Pipeline Patterns
As I move data between systems, I’ve noticed some patterns and principles that work well enough to share.
If I do one thing at a time, I am more efficient. This is true of me as a person, me as part of a team, and the tools I use. Be singular and benefit from simplicity.
If I create a simple interface, it’s easier to understand and use. Simple means the normal outcome works without configuration. It means I focus on what instead of how, what I want instead of how it will be handled.
Make systems configurable. If the normal use case isn’t what I need, make it easy to change. This is often done with dependency injection, pass in a piece of logic that can provide the different behavior or outcome.
React to the data rather than the configuration. If I have to configure a system, then I set the behavior in at least two places: in the configuration and in the code. Instead, look for keys, types, or patterns that inject the right behavior.

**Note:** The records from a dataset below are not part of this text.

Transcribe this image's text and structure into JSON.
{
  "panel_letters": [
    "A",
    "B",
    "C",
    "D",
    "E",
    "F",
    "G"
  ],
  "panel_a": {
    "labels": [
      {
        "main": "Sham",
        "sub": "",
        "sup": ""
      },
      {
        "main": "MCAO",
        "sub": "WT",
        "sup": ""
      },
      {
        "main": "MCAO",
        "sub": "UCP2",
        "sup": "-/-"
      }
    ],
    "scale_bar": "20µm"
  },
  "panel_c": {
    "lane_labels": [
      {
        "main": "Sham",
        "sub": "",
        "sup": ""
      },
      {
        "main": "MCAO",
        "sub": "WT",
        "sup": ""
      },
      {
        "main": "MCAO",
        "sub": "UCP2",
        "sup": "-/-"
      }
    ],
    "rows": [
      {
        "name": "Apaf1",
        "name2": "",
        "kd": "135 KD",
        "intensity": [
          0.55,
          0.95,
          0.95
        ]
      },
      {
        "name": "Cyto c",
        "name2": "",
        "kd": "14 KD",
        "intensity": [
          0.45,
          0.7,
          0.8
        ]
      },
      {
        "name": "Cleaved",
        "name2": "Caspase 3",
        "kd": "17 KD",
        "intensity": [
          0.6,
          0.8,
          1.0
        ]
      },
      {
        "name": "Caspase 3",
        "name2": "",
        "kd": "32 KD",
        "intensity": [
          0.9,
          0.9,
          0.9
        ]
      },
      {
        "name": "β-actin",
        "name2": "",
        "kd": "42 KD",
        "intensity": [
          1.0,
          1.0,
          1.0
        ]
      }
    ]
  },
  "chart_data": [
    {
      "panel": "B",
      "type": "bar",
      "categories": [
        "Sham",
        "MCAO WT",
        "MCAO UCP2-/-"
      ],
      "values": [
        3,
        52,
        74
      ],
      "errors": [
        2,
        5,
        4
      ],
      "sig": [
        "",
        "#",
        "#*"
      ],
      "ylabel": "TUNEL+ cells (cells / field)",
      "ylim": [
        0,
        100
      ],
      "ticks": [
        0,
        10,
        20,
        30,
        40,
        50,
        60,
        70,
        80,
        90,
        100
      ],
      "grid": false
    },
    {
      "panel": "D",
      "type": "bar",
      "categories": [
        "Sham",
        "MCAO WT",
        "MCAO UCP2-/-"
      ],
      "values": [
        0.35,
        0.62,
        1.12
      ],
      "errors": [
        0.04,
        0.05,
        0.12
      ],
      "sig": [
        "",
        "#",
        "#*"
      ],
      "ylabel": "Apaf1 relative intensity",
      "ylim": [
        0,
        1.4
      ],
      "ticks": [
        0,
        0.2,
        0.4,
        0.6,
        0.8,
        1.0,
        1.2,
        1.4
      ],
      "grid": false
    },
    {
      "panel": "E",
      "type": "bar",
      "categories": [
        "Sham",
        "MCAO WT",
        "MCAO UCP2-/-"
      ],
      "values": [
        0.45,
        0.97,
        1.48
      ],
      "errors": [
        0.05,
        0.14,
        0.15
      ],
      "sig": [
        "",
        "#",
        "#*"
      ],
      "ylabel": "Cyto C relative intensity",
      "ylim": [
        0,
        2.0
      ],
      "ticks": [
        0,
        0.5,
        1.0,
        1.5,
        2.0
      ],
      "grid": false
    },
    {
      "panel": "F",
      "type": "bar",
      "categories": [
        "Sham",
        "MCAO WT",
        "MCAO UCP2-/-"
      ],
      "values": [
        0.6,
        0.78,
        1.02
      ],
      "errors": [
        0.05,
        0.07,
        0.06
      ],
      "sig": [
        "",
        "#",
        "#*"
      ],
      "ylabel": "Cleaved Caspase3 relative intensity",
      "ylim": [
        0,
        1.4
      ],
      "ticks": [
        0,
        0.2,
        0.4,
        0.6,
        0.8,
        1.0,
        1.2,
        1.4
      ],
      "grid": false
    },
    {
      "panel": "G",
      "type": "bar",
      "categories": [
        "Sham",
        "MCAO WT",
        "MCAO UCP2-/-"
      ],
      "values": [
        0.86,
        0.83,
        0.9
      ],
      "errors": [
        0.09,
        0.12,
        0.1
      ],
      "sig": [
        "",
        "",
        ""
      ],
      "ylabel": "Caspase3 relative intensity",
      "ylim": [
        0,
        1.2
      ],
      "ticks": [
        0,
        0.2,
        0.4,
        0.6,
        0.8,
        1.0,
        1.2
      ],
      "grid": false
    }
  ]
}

Write systems that can run in sequence. If I’m extracting data, have a few transformation steps, and load it somewhere, I’ll design the interfaces so the output of one step can be the input of the next step. I keep in mind that I may change the order of some of the steps, add some or remove some.
Address errors and back pressure directly. What happens when something goes wrong? Do we stop, raise, log, alert? What happens when there’s too much data? What happens when we need to run the same data more than once? What happens when we write bugs and need to fix them? Does order matter? The easier it is to make a mistake, the easier it is to handle things well because I can focus on the task at hand instead of worrying about what I would do when something goes wrong.
Consider writing service objects, classes that perform a single function. These are easier to test and replace. If you write these, don’t be afraid to memoize values. Trying to remember what side effects I may or may not have caused gives me a headache. It’s better to guarantee that things don’t change. This is especially useful when testing a new system or changing an old system.
Write unit tests. There are many kinds of tests that may be appropriate, but unit tests are almost always appropriate.
Create a productivity layer. Most libraries are designed to be useful to the greatest number of users, which means there are many low-level functions. Decide what works for your situation and write higher-level functions. For example, an upsert (find and insert or update data) can be implemented in code if you don’t want to use a database-level one. This is another way to say drive details deeper: make the steps you take simple and obvious rather than exposing how your dependencies work.
There are other good ideas, but all of these have been an important part of the last half dozen projects I’ve worked on.